The Chicago-founded firm has worked on civil rights issues in the United States but found itself under criticism from rights groups and US lawmakers over representing HKU to seek removal of the only Tiananmen memorial on Chinese soil.

“It is even worse American law firms are doing the bidding of the Communist Party to erase the memory of the brave, young Chinese students who gave their lives for freedom in Tiananmen Square,” Senator Lindsey Graham told Substack newsletter Common Sense.

Senator Ted Cruz also condemned Mayer Brown, saying the “American firms should be ashamed to be complicit” in the sculpture’s removal.
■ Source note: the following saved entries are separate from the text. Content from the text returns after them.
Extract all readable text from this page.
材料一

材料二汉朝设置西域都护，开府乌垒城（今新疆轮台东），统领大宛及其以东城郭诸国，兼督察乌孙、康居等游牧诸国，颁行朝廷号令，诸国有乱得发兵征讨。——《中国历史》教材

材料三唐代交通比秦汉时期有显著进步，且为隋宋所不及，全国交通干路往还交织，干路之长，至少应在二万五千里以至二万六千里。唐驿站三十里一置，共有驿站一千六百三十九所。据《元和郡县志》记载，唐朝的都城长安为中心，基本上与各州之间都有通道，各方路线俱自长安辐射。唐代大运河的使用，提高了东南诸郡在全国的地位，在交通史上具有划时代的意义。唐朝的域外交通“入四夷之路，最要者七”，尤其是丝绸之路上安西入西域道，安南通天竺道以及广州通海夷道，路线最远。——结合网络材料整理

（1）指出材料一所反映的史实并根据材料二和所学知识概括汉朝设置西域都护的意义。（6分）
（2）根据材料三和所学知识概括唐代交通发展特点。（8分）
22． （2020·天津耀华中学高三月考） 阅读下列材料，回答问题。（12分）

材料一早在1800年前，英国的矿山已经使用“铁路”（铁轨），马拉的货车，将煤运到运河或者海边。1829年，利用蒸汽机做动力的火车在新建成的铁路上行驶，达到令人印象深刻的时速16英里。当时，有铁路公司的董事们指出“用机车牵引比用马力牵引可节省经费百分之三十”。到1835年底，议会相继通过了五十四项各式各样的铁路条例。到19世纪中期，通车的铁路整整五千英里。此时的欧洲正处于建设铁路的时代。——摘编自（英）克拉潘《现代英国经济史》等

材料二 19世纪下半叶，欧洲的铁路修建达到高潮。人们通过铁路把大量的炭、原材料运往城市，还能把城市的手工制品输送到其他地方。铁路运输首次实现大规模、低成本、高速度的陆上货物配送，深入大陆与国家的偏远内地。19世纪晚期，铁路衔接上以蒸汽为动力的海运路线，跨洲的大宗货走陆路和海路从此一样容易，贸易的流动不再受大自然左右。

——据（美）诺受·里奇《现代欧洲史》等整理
In response to the law firm’s decision, Galschiot said it would be almost impossible for Western law firms to represent and help Chinese and Hong Kong authorities suppress freedom of expression “without suffering severe damage to their reputation and image.”

The controversy was sparked by a letter Mayer Brown wrote on behalf of HKU ordering the now-disbanded Hong Kong Alliance, which used to organize the city’s annual Tiananmen remembrance vigils, to remove the statue by Wednesday.

HKU has so far not taken any action since the deadline passed and Galschiot said he had requested a hearing with the university over the fate of the statue.

Hong Kong used to be the one place in China where mass remembrance of Tiananmen’s dead was still tolerated.

But the city is being remolded in China’s own authoritarian image in the wake of huge and often violent democracy protests two years ago.

Scores of opposition figures have been jailed or fled overseas and authorities have also embarked on a mission to rewrite history and make the city more “patriotic.”

On Friday, eight pro-democracy activists were sentenced to between six and 12 months over an unauthorized assembly last year.